I’m that someone. And I’m watching his face with rapt attention as I’ve just been handed a piece of evidence I didn't know I was looking for.
“Your mother invited me, and specifically told me to arrive the day after the party,” Rohan says, settling back into his chair and stretching his long legs out. “She thought it would be nice to have some of Dev's friends present for after the festivities. A show of goodwill between the families. Very diplomatic.” He picks up Priya's abandoned glass of nimbu pani and takes a sip as if it's his. “I must say, the engagement party sounded spectacular. Sunita's report was extremely thorough. Apparently, there was a speech?”
“There was a speech,” Arjun confirms, his voice clipped to the point of surgical.

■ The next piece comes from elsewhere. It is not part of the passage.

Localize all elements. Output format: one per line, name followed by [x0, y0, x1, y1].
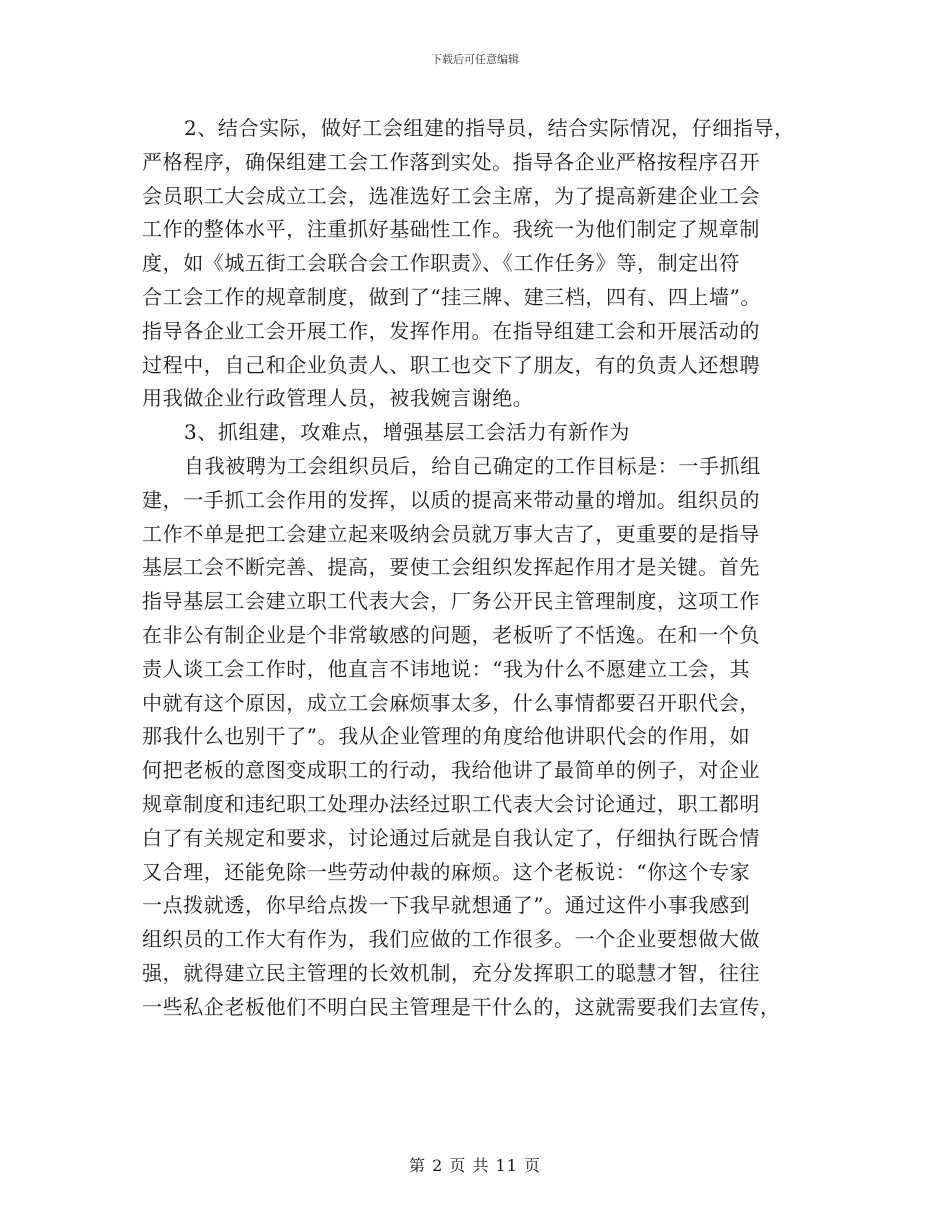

“A speech that made Kavita cry into a samosa, according to Sunita's minute-by-minute coverage.” Rohan turns to me, and the smirk is back, warm and teasing and aimed directly at the side of Arjun's head. “You made an auntie cry into a samosa at a Kapoor party. That's not a speech, Casey, that's a siege weapon.”

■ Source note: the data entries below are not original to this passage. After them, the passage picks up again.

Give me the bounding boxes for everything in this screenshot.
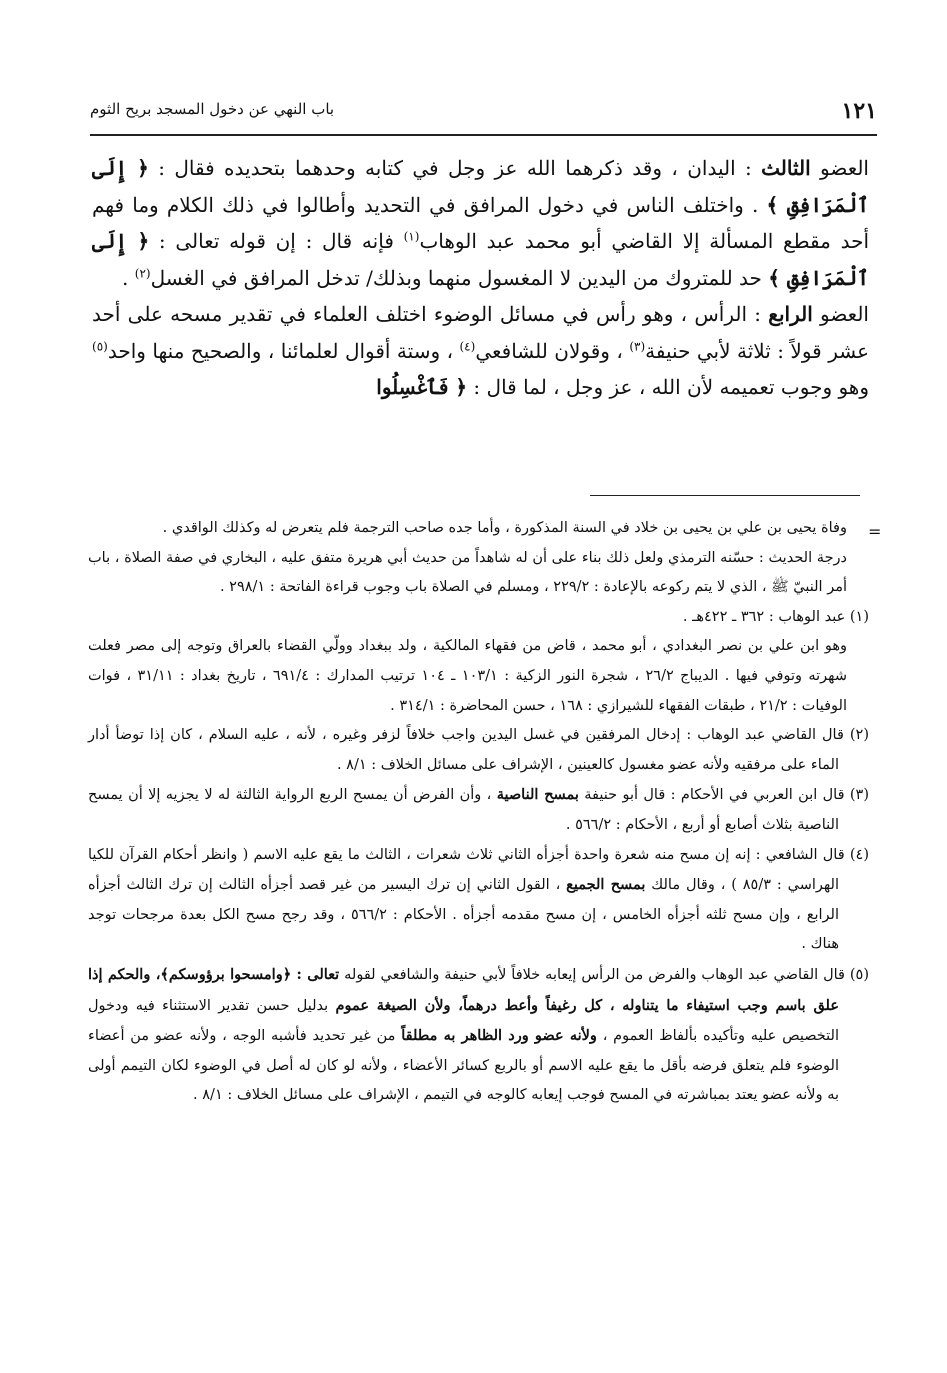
continued-mark: = <box>868 522 882 541</box>
footnote-text: قال القاضي عبد الوهاب : إدخال المرفقين في غسل اليدين واجب خلافاً لزفر وغيره ، لأنه ، عليه السلام ، كان إذا توضأ أدار الماء على مرفقيه ولأنه عضو مغسول كالعينين ، الإشراف على مسائل الخلاف : ٨/١ . <box>88 727 850 773</box>
footnote-text: ، وأن الفرض أن يمسح الربع الرواية الثالثة له لا يجزيه إلا أن يمسح الناصية بثلاث أصابع أو أربع ، الأحكام : ٥٦٦/٢ . <box>88 787 839 833</box>
text-run: فإنه قال : إن قوله تعالى : <box>149 229 404 253</box>
footnote-continuation: درجة الحديث : حسّنه الترمذي ولعل ذلك بناء على أن له شاهداً من حديث أبي هريرة متفق عليه ، البخاري في صفة الصلاة ، باب أمر النبيّ ﷺ ، الذي لا يتم ركوعه بالإعادة : ٢٢٩/٢ ، ومسلم في الصلاة باب وجوب قراءة الفاتحة : ٢٩٨/١ . <box>88 549 847 596</box>
text-run: : الرأس ، وهو رأس في مسائل الوضوء اختلف العلماء في تقدير مسحه على أحد عشر قولاً : ثلاثة لأبي حنيفة <box>92 302 870 363</box>
emphasis: بمسح الناصية <box>496 786 579 804</box>
footnote-5 <box>88 960 869 1111</box>
text-run: حد للمتروك من اليدين لا المغسول منهما وبذلك/ تدخل المرافق في الغسل <box>150 265 769 290</box>
text-run: ، وستة أقوال لعلمائنا ، والصحيح منها واحد <box>107 338 460 363</box>
footnote-text: قال ابن العربي في الأحكام : قال أبو حنيفة <box>578 787 850 804</box>
text-run: العضو <box>812 302 869 326</box>
main-text <box>92 150 869 406</box>
emphasis: تعالى : ﴿وامسحوا برؤوسكم﴾ <box>160 965 340 983</box>
footnote-1 <box>88 603 869 633</box>
quran-quote: ﴿ فَٱغْسِلُوا <box>376 375 468 399</box>
page-number: ١٢١ <box>841 98 877 124</box>
footnote-text: من غير تحديد فأشبه الوجه ، ولأنه عضو من أعضاء الوضوء فلم يتعلق فرضه بأقل ما يقع عليه الاسم أو بالربع كسائر الأعضاء ، ولأنه لو كان له أصل في الوضوء لكان التيمم أولى به ولأنه عضو يعتد بمباشرته في المسح فوجب إيعابه كالوجه في التيمم ، الإشراف على مسائل الخلاف : ٨/١ . <box>88 1028 839 1104</box>
footnote-1-body: وهو ابن علي بن نصر البغدادي ، أبو محمد ، قاض من فقهاء المالكية ، ولد ببغداد وولّي القضاء بالعراق وتوجه إلى مصر فعلت شهرته وتوفي فيها . الديباج ٢٦/٢ ، شجرة النور الزكية : ١٠٣/١ ـ ١٠٤ ترتيب المدارك : ٦٩١/٤ ، تاريخ بغداد : ٣١/١١ ، فوات الوفيات : ٢١/٢ ، طبقات الفقهاء للشيرازي : ١٦٨ ، حسن المحاضرة : ٣١٤/١ . <box>88 638 848 714</box>
quran-quote: ﴿ إِلَى ٱلْمَرَافِقِ ﴾ <box>92 229 869 290</box>
footnote-number: (٣) <box>849 787 869 804</box>
footnotes <box>88 514 869 1111</box>
footnote-text: قال القاضي عبد الوهاب والفرض من الرأس إيعابه خلافاً لأبي حنيفة والشافعي لقوله <box>339 966 850 983</box>
footnote-text: بدليل حسن تقدير الاستثناء فيه ودخول التخصيص عليه وتأكيده بألفاظ العموم ، <box>88 997 839 1045</box>
quran-quote: ﴿ إِلَى ٱلْمَرَافِقِ ﴾ <box>92 156 869 217</box>
footnote-ref[interactable]: (١) <box>403 229 420 244</box>
footnote-ref[interactable]: (٢) <box>134 265 151 280</box>
footnote-3 <box>88 780 869 840</box>
text-run: : اليدان ، وقد ذكرهما الله عز وجل في كتابه وحدهما بتحديده فقال : <box>148 156 762 180</box>
footnote-ref[interactable]: (٤) <box>459 338 476 353</box>
paragraph-third-limb <box>92 150 869 296</box>
text-run: العضو <box>810 156 869 180</box>
footnote-rule <box>590 495 860 496</box>
emphasis: الثالث <box>761 156 811 180</box>
footnote-4 <box>88 841 869 960</box>
footnote-number: (١) <box>849 608 869 625</box>
footnote-number: (٢) <box>849 727 869 744</box>
text-run: وهو وجوب تعميمه لأن الله ، عز وجل ، لما قال : <box>467 375 869 399</box>
footnote-ref[interactable]: (٥) <box>92 338 108 353</box>
footnote-text: قال الشافعي : إنه إن مسح منه شعرة واحدة أجزأه الثاني ثلاث شعرات ، الثالث ما يقع عليه الاسم ( وانظر أحكام القرآن للكيا الهراسي : ٨٥/٣ ) ، وقال مالك <box>88 846 850 894</box>
header-rule <box>90 134 877 136</box>
emphasis: ، والحكم إذا علق باسم وجب استيفاء ما يتناوله ، كل رغيفاً وأعط درهماً، ولأن الصيغة عموم <box>88 965 839 1014</box>
page-header <box>90 98 877 132</box>
emphasis: ولأنه عضو ورد الظاهر به مطلقاً <box>401 1027 597 1045</box>
footnote-number: (٥) <box>849 966 870 983</box>
footnote-2 <box>88 721 869 780</box>
footnote-text: عبد الوهاب : ٣٦٢ ـ ٤٢٢هـ . <box>682 608 850 625</box>
footnote-text: ، القول الثاني إن ترك اليسير من غير قصد أجزأه الثالث إن ترك الثالث أجزأه الرابع ، وإن مسح ثلثه أجزأه الخامس ، إن مسح مقدمه أجزأه . الأحكام : ٥٦٦/٢ ، وقد رجح مسح الكل بعدة مرجحات توجد هناك . <box>88 877 839 953</box>
footnote-ref[interactable]: (٣) <box>629 338 646 353</box>
paragraph-fourth-limb <box>92 296 869 406</box>
text-run: ، وقولان للشافعي <box>475 338 630 363</box>
text-run: . واختلف الناس في دخول المرافق في التحديد وأطالوا في ذلك الكلام وما فهم أحد مقطع المسألة إلا القاضي أبو محمد عبد الوهاب <box>92 192 869 253</box>
emphasis: بمسح الجميع <box>566 876 646 894</box>
emphasis: الرابع <box>768 302 813 326</box>
footnote-number: (٤) <box>849 846 869 863</box>
footnote-continuation: وفاة يحيى بن علي بن يحيى بن خلاد في السنة المذكورة ، وأما جده صاحب الترجمة فلم يتعرض له وكذلك الواقدي . <box>162 520 847 536</box>
running-title: باب النهي عن دخول المسجد بريح الثوم <box>90 100 335 118</box>
text-run: . <box>122 265 135 290</box>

“It was just an honest speech,” I say.
“It was off-script,” Arjun says.
“It was honest and off-script and spontaneous. The best things in life usually are, you know.” Rohan leans back in his chair, and I watch him do something deliberate. Something calculated beneath the simple charm. He angles his body toward me. Not dramatically. Just a slight turn, a reorientation, enough that his attention is now focused on me rather than distributed across the group. It's the body language of a man directing a conversation, and he's directing it at me.

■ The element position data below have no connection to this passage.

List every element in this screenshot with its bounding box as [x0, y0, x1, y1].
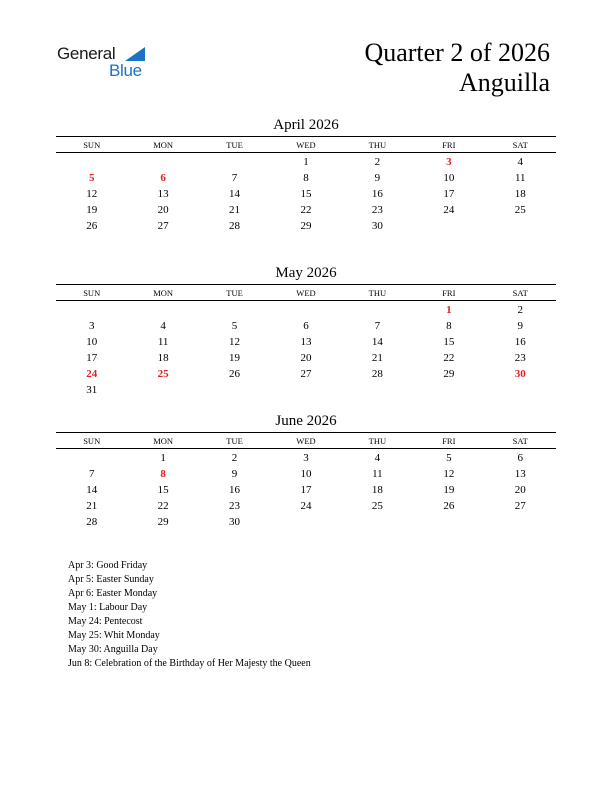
week-row [56, 334, 556, 350]
day-cell: 5 [446, 452, 452, 464]
holiday-note: Apr 3: Good Friday [68, 560, 148, 571]
month-april [56, 117, 556, 234]
day-cell: 13 [300, 336, 312, 348]
day-cell: 16 [229, 484, 241, 496]
holiday-note: Jun 8: Celebration of the Birthday of Her Majesty the Queen [68, 658, 311, 669]
day-cell: 21 [86, 500, 98, 512]
day-cell: 21 [371, 352, 383, 364]
day-cell: 25 [514, 204, 526, 216]
week-row [56, 450, 556, 466]
day-cell: 22 [157, 500, 169, 512]
day-cell: 28 [371, 368, 383, 380]
week-row [56, 186, 556, 202]
weekday-label: TUE [226, 435, 243, 446]
weekday-label: SUN [83, 435, 101, 446]
day-cell: 7 [88, 468, 95, 480]
day-cell: 22 [443, 352, 455, 364]
weekday-label: SAT [512, 435, 528, 446]
day-cell: 14 [86, 484, 98, 496]
holiday-day-cell: 3 [446, 156, 452, 168]
day-cell: 19 [86, 204, 98, 216]
holiday-day-cell: 8 [160, 468, 166, 480]
holiday-day-cell: 6 [160, 172, 166, 184]
weekday-label: FRI [442, 287, 456, 298]
week-row [56, 350, 556, 366]
day-cell: 15 [443, 336, 455, 348]
day-cell: 27 [300, 368, 312, 380]
day-cell: 12 [229, 336, 241, 348]
day-cell: 12 [86, 188, 98, 200]
day-cell: 8 [303, 172, 309, 184]
logo-triangle-icon [125, 47, 145, 61]
day-cell: 18 [371, 484, 383, 496]
week-row [56, 514, 556, 530]
day-cell: 17 [443, 188, 455, 200]
day-cell: 22 [300, 204, 312, 216]
page-title [364, 38, 550, 98]
day-cell: 20 [514, 484, 526, 496]
weekday-label: SAT [512, 139, 528, 150]
holiday-day-cell: 24 [86, 368, 98, 380]
day-cell: 3 [88, 320, 95, 332]
weekday-label: WED [296, 435, 316, 446]
week-row [56, 382, 556, 398]
day-cell: 4 [374, 452, 381, 464]
day-cell: 31 [86, 384, 98, 396]
day-cell: 17 [300, 484, 312, 496]
title-quarter: Quarter 2 of 2026 [364, 38, 550, 67]
day-cell: 20 [157, 204, 169, 216]
week-row [56, 366, 556, 382]
weekday-label: MON [153, 287, 174, 298]
weekday-label: MON [153, 435, 174, 446]
day-cell: 30 [371, 220, 383, 232]
weekday-label: SUN [83, 139, 101, 150]
day-cell: 4 [160, 320, 166, 332]
day-cell: 17 [86, 352, 98, 364]
weekday-label: THU [368, 287, 387, 298]
day-cell: 10 [300, 468, 312, 480]
weekday-label: FRI [442, 139, 456, 150]
week-row [56, 218, 556, 234]
day-cell: 9 [231, 468, 238, 480]
holiday-note: Apr 5: Easter Sunday [68, 574, 154, 585]
week-row [56, 318, 556, 334]
week-row [56, 482, 556, 498]
day-cell: 15 [157, 484, 169, 496]
weekday-label: SUN [83, 287, 101, 298]
title-country: Anguilla [459, 68, 550, 97]
day-cell: 13 [157, 188, 169, 200]
week-row [56, 498, 556, 514]
weekday-header-row [56, 284, 556, 301]
day-cell: 20 [300, 352, 312, 364]
day-cell: 6 [517, 452, 523, 464]
holiday-day-cell: 1 [446, 304, 452, 316]
weekday-label: FRI [442, 435, 456, 446]
day-cell: 1 [303, 156, 309, 168]
day-cell: 6 [303, 320, 309, 332]
day-cell: 24 [300, 500, 312, 512]
day-cell: 12 [443, 468, 455, 480]
day-cell: 26 [229, 368, 241, 380]
day-cell: 18 [157, 352, 169, 364]
day-cell: 11 [157, 336, 169, 348]
day-cell: 14 [229, 188, 241, 200]
weekday-label: MON [153, 139, 174, 150]
weekday-header-row [56, 432, 556, 449]
week-row [56, 466, 556, 482]
holiday-day-cell: 30 [514, 368, 526, 380]
day-cell: 25 [371, 500, 383, 512]
day-cell: 18 [514, 188, 526, 200]
month-title: April 2026 [273, 117, 339, 133]
day-cell: 23 [229, 500, 241, 512]
day-cell: 19 [229, 352, 241, 364]
day-cell: 9 [374, 172, 381, 184]
holiday-notes [68, 559, 311, 671]
day-cell: 13 [514, 468, 526, 480]
logo-blue-text: Blue [109, 61, 142, 80]
day-cell: 19 [443, 484, 455, 496]
day-cell: 29 [157, 516, 169, 528]
day-cell: 23 [371, 204, 383, 216]
day-cell: 14 [371, 336, 383, 348]
holiday-day-cell: 5 [88, 172, 95, 184]
week-row [56, 202, 556, 218]
day-cell: 11 [372, 468, 383, 480]
day-cell: 2 [374, 156, 381, 168]
day-cell: 5 [231, 320, 238, 332]
day-cell: 10 [86, 336, 98, 348]
weekday-label: WED [296, 139, 316, 150]
day-cell: 10 [443, 172, 455, 184]
month-title: June 2026 [275, 413, 337, 429]
day-cell: 21 [229, 204, 241, 216]
holiday-day-cell: 25 [157, 368, 169, 380]
day-cell: 16 [371, 188, 383, 200]
weekday-label: WED [296, 287, 316, 298]
holiday-note: May 1: Labour Day [68, 602, 148, 613]
week-row [56, 170, 556, 186]
day-cell: 2 [231, 452, 238, 464]
day-cell: 26 [86, 220, 98, 232]
day-cell: 26 [443, 500, 455, 512]
month-may [56, 265, 556, 398]
weekday-label: SAT [512, 287, 528, 298]
day-cell: 27 [157, 220, 169, 232]
day-cell: 11 [514, 172, 526, 184]
day-cell: 15 [300, 188, 312, 200]
day-cell: 27 [514, 500, 526, 512]
weekday-label: THU [368, 139, 387, 150]
holiday-note: Apr 6: Easter Monday [68, 588, 158, 599]
holiday-note: May 24: Pentecost [68, 616, 143, 627]
week-row [56, 154, 556, 170]
day-cell: 23 [514, 352, 526, 364]
generalblue-logo [57, 44, 157, 84]
month-june [56, 413, 556, 530]
weekday-label: TUE [226, 139, 243, 150]
day-cell: 1 [160, 452, 166, 464]
day-cell: 8 [446, 320, 452, 332]
weekday-header-row [56, 136, 556, 153]
holiday-note: May 25: Whit Monday [68, 630, 160, 641]
day-cell: 16 [514, 336, 526, 348]
logo-general-text: General [57, 44, 116, 63]
day-cell: 30 [229, 516, 241, 528]
weekday-label: THU [368, 435, 387, 446]
day-cell: 7 [231, 172, 238, 184]
day-cell: 24 [443, 204, 455, 216]
holiday-note: May 30: Anguilla Day [68, 644, 158, 655]
week-row [56, 302, 556, 318]
day-cell: 9 [517, 320, 523, 332]
weekday-label: TUE [226, 287, 243, 298]
day-cell: 29 [443, 368, 455, 380]
day-cell: 28 [229, 220, 241, 232]
month-title: May 2026 [275, 265, 337, 281]
day-cell: 28 [86, 516, 98, 528]
day-cell: 29 [300, 220, 312, 232]
day-cell: 2 [517, 304, 523, 316]
day-cell: 4 [517, 156, 523, 168]
day-cell: 3 [303, 452, 309, 464]
day-cell: 7 [374, 320, 381, 332]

“Tell me about yourself, Casey. I want the authentic version, not the Sunita dispatch. What does a giant of a Canadian paediatrician do for fun when he's not attending Kapoor galas?”
“Hockey,” I say. “I watch hockey, I talk about hockey, I boreeveryone around me with hockey. I have a dog named Oliver who I'm fairly sure has separation anxiety and has definitely eaten something belonging to my neighbour by now. I eat terribly and I can't sit still. And I'm really, really bad at being anywhere that requires me to wear shoes that aren't sneakers.”
Rohan laughs. It’s a warm, genuine, annoyingly attractive laugh. “You're absolutely delightful,” he says, and then, leaning closer, his voice dropping into something lower, more intimate: “I have to ask, Casey. Do you always generate this much heat, or is it just the Rajasthani climate?” His eyes drop to my chest and back up again with a slowness that is deliberate. “Because I think it might just be you.” The words are aimed past me like a ricochet shot off the boards, directly at Arjun.
I look at Arjun.
And there it is.
It's not the clinical mask. It's not the Dread Prince composure. It's something I've never seen before, something that lives underneath all of that, burning through the cracks like light through a fissure. His animated eyes are locked on Rohan's hand, which is resting on the arm of the chair closest to mine, and there is an expression on Arjun's face that a less observant man would miss but that I, Casey Welling, PhD in the micro-expressions of Dr. Arjun Kapoor, read with perfect, devastating clarity.
Jealousy.
Raw, involuntary, barely leashed jealousy, the kind that a man who has spent his entire life controlling every visible emotion cannot fully contain because it’s coming from somewhere too deep and too primal for his clinical filters to catch. His jaw is locked. A vein in his temple is visible. His hands, clasped behind his back, are gripping each other so hard that the tendons are standing out like surgical cables.
He’s jealous. Of Rohan. Because Rohan is flirting with me.